Lyft Perception Challenge 2018

I participated in a competition organized by Lyft and Udacity in May 2018. Our task was to build a system to extract cars and road from videos recorded from CARLA simulator.

example

Left image is a screenshot from the dashcam, and the right image is the ground truth segmentation. We were to take only the cars (blue labeled pixels, except for the dashboard) and roads.

Participation in this challenge is open to all students in the Self-Driving Car Nanodegree Program. The top 150 competitors (globally) will be eligible for an intensive career preparation seminar with the Udacity Careers Team and the top 25 (with U.S. work authorization) will be eligible for an interview with Lyft.

I was lucky enough to get into rank 22nd but boy the competition was intense from then on.

ranks

MacDriver, a spin-off of MacGyver!

I used a semantic segmentation algorithm with deep learning system which achieved a car F-score of 0.8321 and road F-score of 0.9856 with FPS of 11.363. To build this algorithm, I used MobileUNet network with 22300 training data, augmented by horizontal flipping, color intensity adjustments, and image rotations.
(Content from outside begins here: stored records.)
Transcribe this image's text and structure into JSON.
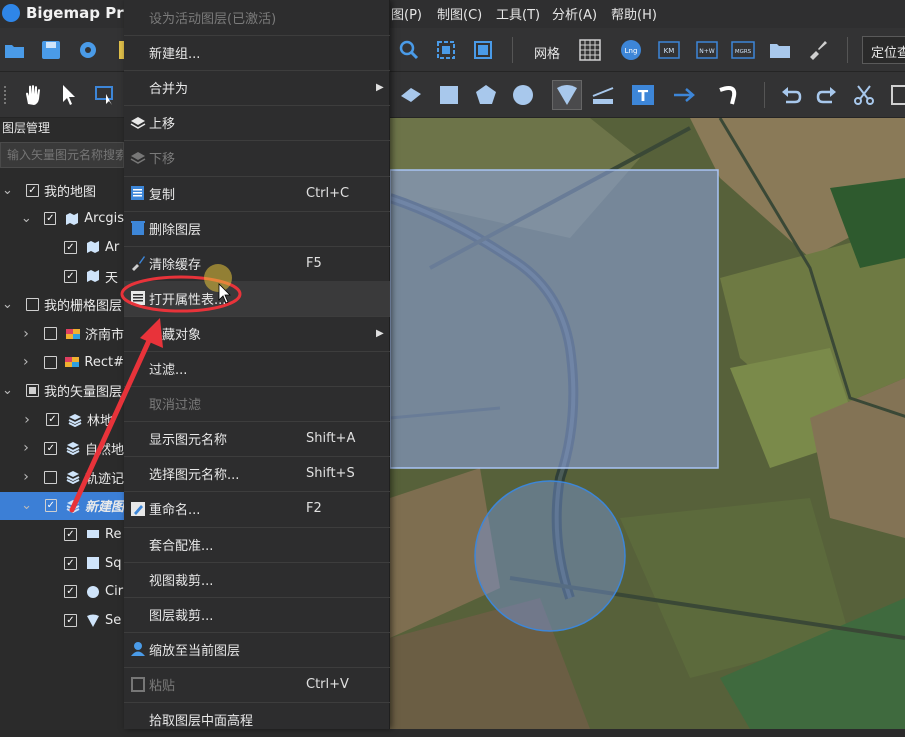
{
  "app": {
    "title": "Bigemap Pro"
  },
  "menubar": [
    {
      "label": "图(P)",
      "underline": "P"
    },
    {
      "label": "制图(C)"
    },
    {
      "label": "工具(T)"
    },
    {
      "label": "分析(A)"
    },
    {
      "label": "帮助(H)"
    }
  ],
  "toolbar1": {
    "grid_label": "网格",
    "locate_label": "定位查"
  },
  "layer_panel": {
    "title": "图层管理",
    "search_placeholder": "输入矢量图元名称搜索",
    "tree": [
      {
        "label": "我的地图",
        "level": 0,
        "expanded": true,
        "checked": true
      },
      {
        "label": "Arcgis",
        "level": 1,
        "expanded": true,
        "checked": true,
        "icon": "map-icon"
      },
      {
        "label": "Ar",
        "level": 2,
        "checked": true,
        "icon": "map-icon"
      },
      {
        "label": "天",
        "level": 2,
        "checked": true,
        "icon": "map-icon"
      },
      {
        "label": "我的栅格图层",
        "level": 0,
        "expanded": true,
        "checked": false
      },
      {
        "label": "济南市",
        "level": 1,
        "expanded": false,
        "checked": false,
        "icon": "raster-icon"
      },
      {
        "label": "Rect#",
        "level": 1,
        "expanded": false,
        "checked": false,
        "icon": "raster-icon"
      },
      {
        "label": "我的矢量图层",
        "level": 0,
        "expanded": true,
        "checked": "partial"
      },
      {
        "label": "林地",
        "level": 1,
        "expanded": false,
        "checked": true,
        "icon": "layers-icon"
      },
      {
        "label": "自然地",
        "level": 1,
        "expanded": false,
        "checked": true,
        "icon": "layers-icon"
      },
      {
        "label": "轨迹记",
        "level": 1,
        "expanded": false,
        "checked": false,
        "icon": "layers-icon"
      },
      {
        "label": "新建图",
        "level": 1,
        "expanded": true,
        "checked": true,
        "icon": "layers-icon",
        "selected": true
      },
      {
        "label": "Re",
        "level": 2,
        "checked": true,
        "icon": "rectangle-icon"
      },
      {
        "label": "Sq",
        "level": 2,
        "checked": true,
        "icon": "square-icon"
      },
      {
        "label": "Cir",
        "level": 2,
        "checked": true,
        "icon": "circle-icon"
      },
      {
        "label": "Se",
        "level": 2,
        "checked": true,
        "icon": "sector-icon"
      }
    ]
  },
  "context_menu": {
    "items": [
      {
        "label": "设为活动图层(已激活)",
        "disabled": true
      },
      {
        "label": "新建组..."
      },
      {
        "label": "合并为",
        "submenu": true
      },
      {
        "label": "上移",
        "icon": "move-up-icon"
      },
      {
        "label": "下移",
        "icon": "move-down-icon",
        "disabled": true
      },
      {
        "label": "复制",
        "icon": "copy-icon",
        "shortcut": "Ctrl+C"
      },
      {
        "label": "删除图层",
        "icon": "delete-icon"
      },
      {
        "label": "清除缓存",
        "icon": "broom-icon",
        "shortcut": "F5"
      },
      {
        "label": "打开属性表...",
        "icon": "table-icon",
        "highlighted": true
      },
      {
        "label": "隐藏对象",
        "submenu": true
      },
      {
        "label": "过滤..."
      },
      {
        "label": "取消过滤",
        "disabled": true
      },
      {
        "label": "显示图元名称",
        "shortcut": "Shift+A"
      },
      {
        "label": "选择图元名称...",
        "shortcut": "Shift+S"
      },
      {
        "label": "重命名...",
        "icon": "rename-icon",
        "shortcut": "F2"
      },
      {
        "label": "套合配准..."
      },
      {
        "label": "视图裁剪..."
      },
      {
        "label": "图层裁剪..."
      },
      {
        "label": "缩放至当前图层",
        "icon": "zoom-layer-icon"
      },
      {
        "label": "粘贴",
        "icon": "paste-icon",
        "shortcut": "Ctrl+V",
        "disabled": true
      },
      {
        "label": "拾取图层中面高程"
      }
    ]
  },
  "colors": {
    "accent": "#3c7fd6",
    "annotation": "#e8333a",
    "menu_bg": "#2d2d2e"
  }
}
The result can be seen in this video.

The code is available in my Github repository: https://github.com/jaycode/lyft-perception-challenge-2018

Data and models used for training are available in this Google Drive directory: https://drive.google.com/drive/folders/1oGyFgPdqCOP92gcYdyfJeuocFRY73S-V?usp=sharing

1. Model Architecture

The base code of the model was shamelessly taken from this Github repositroy.

MobileUNet [1] is a variation of MobileNet [2] and UNet [3]. This specific architecture was chosen due to its higher inference speed compared to most semantic segmentation models.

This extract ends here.